I sometimes hear my colleagues talking about IDRAC, IPMI and ILO
, when restarting a server. It seems that those terms are often misused.
For instance, is there a difference between saying that you connect to IPMI and IDRAC
?
If I well-understand, IDRAC and LILO
are ipmi-based tools respectively implemented by Dell and HP
, bringing new functionalities?
These are all forms of out-of-band management. IPMI is a standard. DRAC is a proprietary offering from Dell. ILO is the HP ProLiant variant. ILOM for Sun/Oracle. In some cases, you may hear the terms used interchangeably.
The proprietary lights-out management solutions provide more integration with the hardware and often time have nicer features (monitoring, logging, access) than a generic IPMI implementation.
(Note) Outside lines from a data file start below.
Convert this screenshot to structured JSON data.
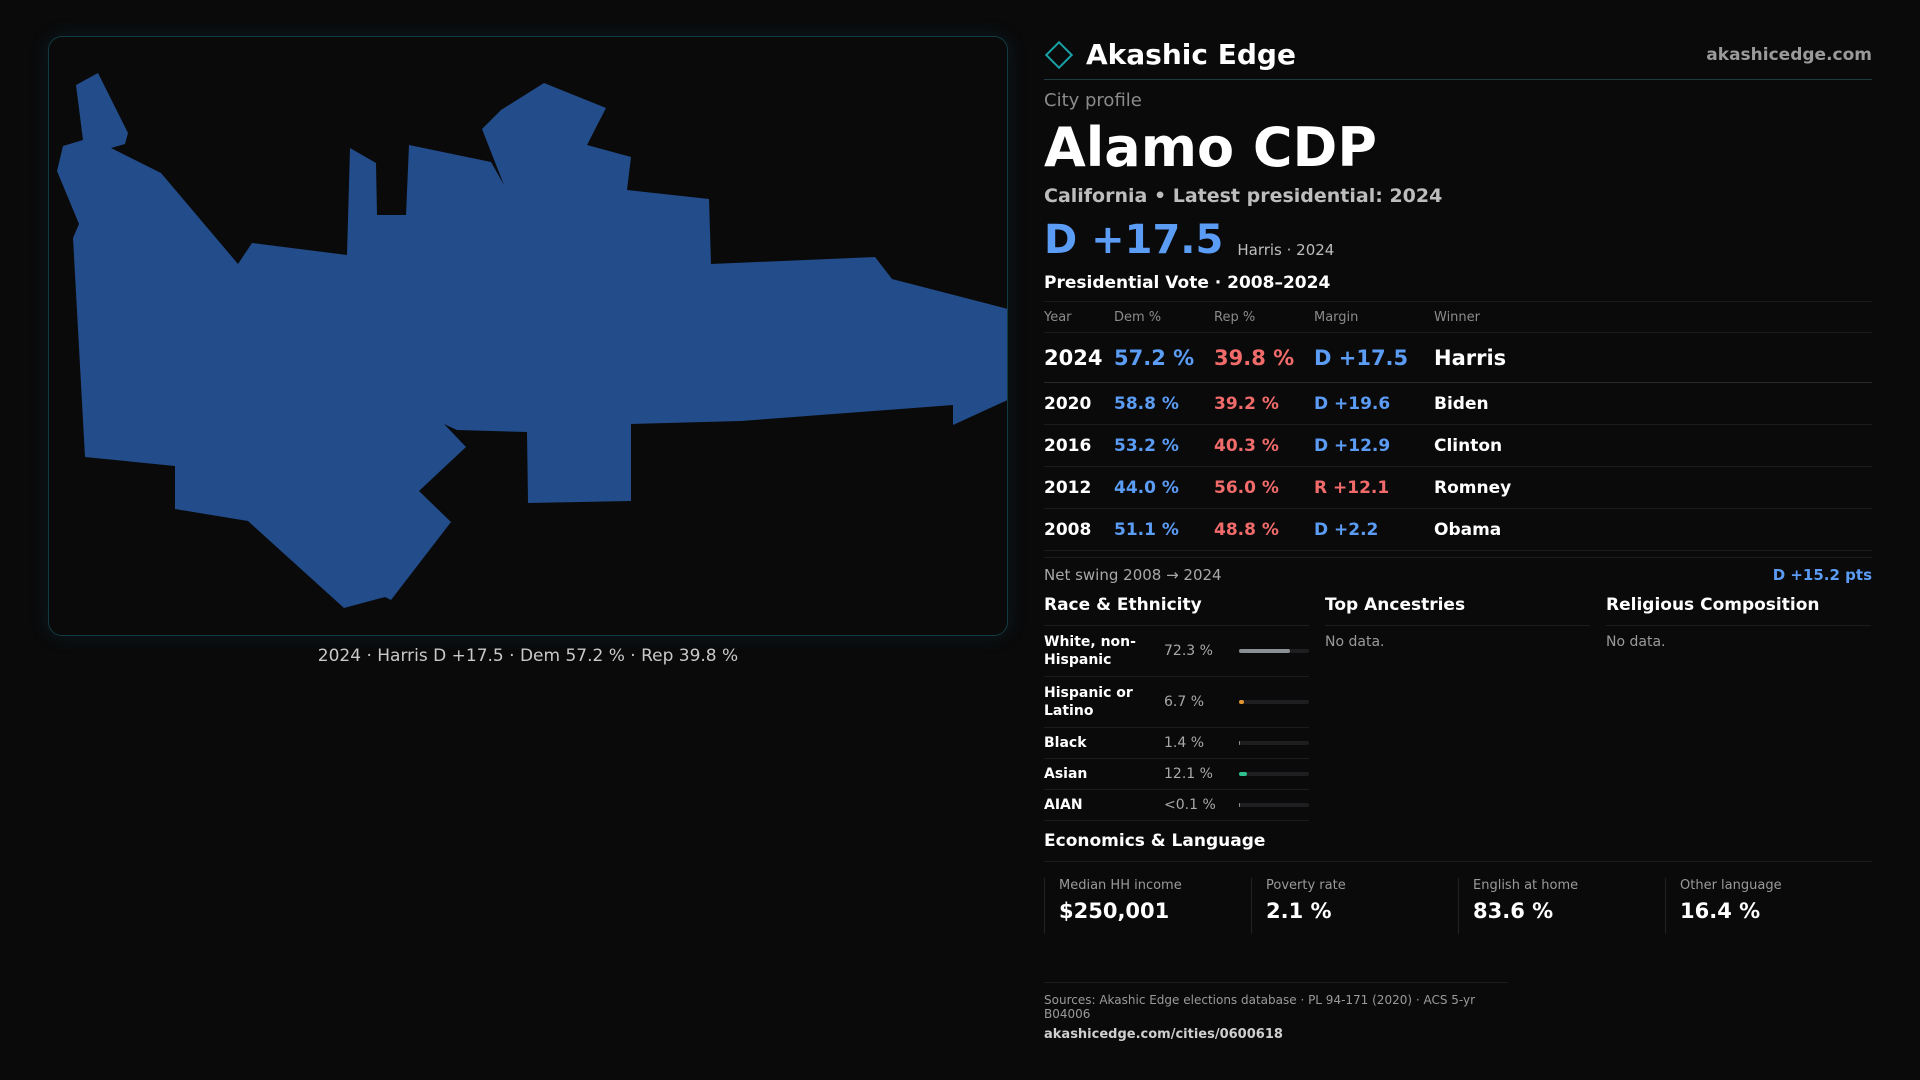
{
  "map": {
    "caption": "2024 · Harris D +17.5 · Dem 57.2 % · Rep 39.8 %",
    "fill_color": "#234c8a"
  },
  "brand": {
    "icon": "diamond-icon",
    "title": "Akashic Edge",
    "url": "akashicedge.com"
  },
  "profile": {
    "kicker": "City profile",
    "city": "Alamo CDP",
    "subtitle": "California • Latest presidential: 2024",
    "headline_margin": "D +17.5",
    "headline_note": "Harris · 2024"
  },
  "vote": {
    "title": "Presidential Vote · 2008–2024",
    "headers": {
      "year": "Year",
      "dem": "Dem %",
      "rep": "Rep %",
      "margin": "Margin",
      "winner": "Winner"
    },
    "rows": [
      {
        "year": "2024",
        "dem": "57.2 %",
        "rep": "39.8 %",
        "margin": "D +17.5",
        "winner": "Harris"
      },
      {
        "year": "2020",
        "dem": "58.8 %",
        "rep": "39.2 %",
        "margin": "D +19.6",
        "winner": "Biden"
      },
      {
        "year": "2016",
        "dem": "53.2 %",
        "rep": "40.3 %",
        "margin": "D +12.9",
        "winner": "Clinton"
      },
      {
        "year": "2012",
        "dem": "44.0 %",
        "rep": "56.0 %",
        "margin": "R +12.1",
        "winner": "Romney"
      },
      {
        "year": "2008",
        "dem": "51.1 %",
        "rep": "48.8 %",
        "margin": "D +2.2",
        "winner": "Obama"
      }
    ],
    "swing_label": "Net swing 2008 → 2024",
    "swing_value": "D +15.2 pts"
  },
  "race": {
    "title": "Race & Ethnicity",
    "rows": [
      {
        "label": "White, non-Hispanic",
        "pct": "72.3 %",
        "value": 72.3,
        "color": "#8a8f96"
      },
      {
        "label": "Hispanic or Latino",
        "pct": "6.7 %",
        "value": 6.7,
        "color": "#e3962e"
      },
      {
        "label": "Black",
        "pct": "1.4 %",
        "value": 1.4,
        "color": "#8a8f96"
      },
      {
        "label": "Asian",
        "pct": "12.1 %",
        "value": 12.1,
        "color": "#2fc08e"
      },
      {
        "label": "AIAN",
        "pct": "<0.1 %",
        "value": 0.05,
        "color": "#8a8f96"
      }
    ]
  },
  "ancestries": {
    "title": "Top Ancestries",
    "empty": "No data."
  },
  "religion": {
    "title": "Religious Composition",
    "empty": "No data."
  },
  "economics": {
    "title": "Economics & Language",
    "cells": [
      {
        "label": "Median HH income",
        "value": "$250,001"
      },
      {
        "label": "Poverty rate",
        "value": "2.1 %"
      },
      {
        "label": "English at home",
        "value": "83.6 %"
      },
      {
        "label": "Other language",
        "value": "16.4 %"
      }
    ]
  },
  "sources": {
    "line": "Sources: Akashic Edge elections database · PL 94-171 (2020) · ACS 5-yr B04006",
    "url": "akashicedge.com/cities/0600618"
  }
}
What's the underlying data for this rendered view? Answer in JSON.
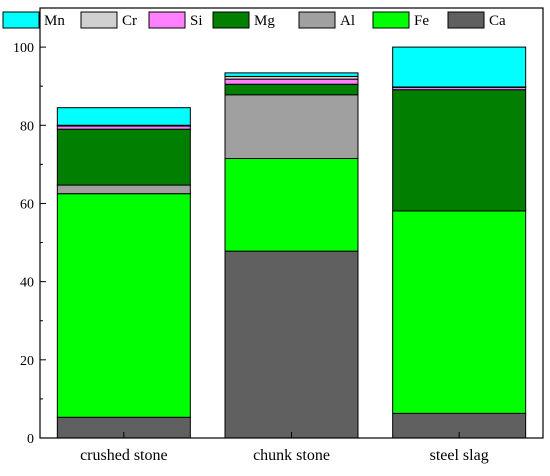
{
  "chart_data": {
    "type": "bar",
    "stacked": true,
    "categories": [
      "crushed stone",
      "chunk stone",
      "steel slag"
    ],
    "series": [
      {
        "name": "Ca",
        "color": "#606060",
        "values": [
          5.3,
          47.8,
          6.3
        ]
      },
      {
        "name": "Fe",
        "color": "#00ff00",
        "values": [
          57.2,
          23.7,
          51.8
        ]
      },
      {
        "name": "Al",
        "color": "#a0a0a0",
        "values": [
          2.2,
          16.3,
          0.0
        ]
      },
      {
        "name": "Mg",
        "color": "#007f00",
        "values": [
          14.3,
          2.7,
          31.0
        ]
      },
      {
        "name": "Si",
        "color": "#ff80ff",
        "values": [
          0.8,
          1.3,
          0.6
        ]
      },
      {
        "name": "Cr",
        "color": "#d0d0d0",
        "values": [
          0.2,
          0.7,
          0.1
        ]
      },
      {
        "name": "Mn",
        "color": "#00ffff",
        "values": [
          4.5,
          0.9,
          10.2
        ]
      }
    ],
    "legend_order": [
      "Mn",
      "Cr",
      "Si",
      "Mg",
      "Al",
      "Fe",
      "Ca"
    ],
    "legend_position": "top",
    "ylim": [
      0,
      110
    ],
    "yticks": [
      0,
      20,
      40,
      60,
      80,
      100
    ],
    "grid": false
  }
}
I would like to point out that IPMI or Intelligent Platform Management Interface is an open, industry-standard interface that was designed for the management of server systems over network. It enables you to monitor and control your server platform, as well as to retrieve information about your server platform is a standard. It supports FRU inventory reporting, system monitoring, logging of system events, system recovery (system reset or power off) or alerting.
But what is more important is that all of the aforementioned service processors - iDRAC, iLO or ILOM - are compliant with this standard (or with a specific version of it) so you can either use vendor specific tools to communicate with them or standardized IPMI tools. This may be an advantage when you need to integrate the platform with some monitoring system which supports IPMI standard but not a specific service processor.
Old question but ... ;
These embedded server management technologies allow a system administrator to monitor and manage servers and other network attached equipment by remote control regardless of whether the machine is powered on or whether an operating system is installed or functional.
For laymen, they are similar but for technical people they are different. So pls dont use them interchangebly if you are troubleshooting faulty hardware. Be specific.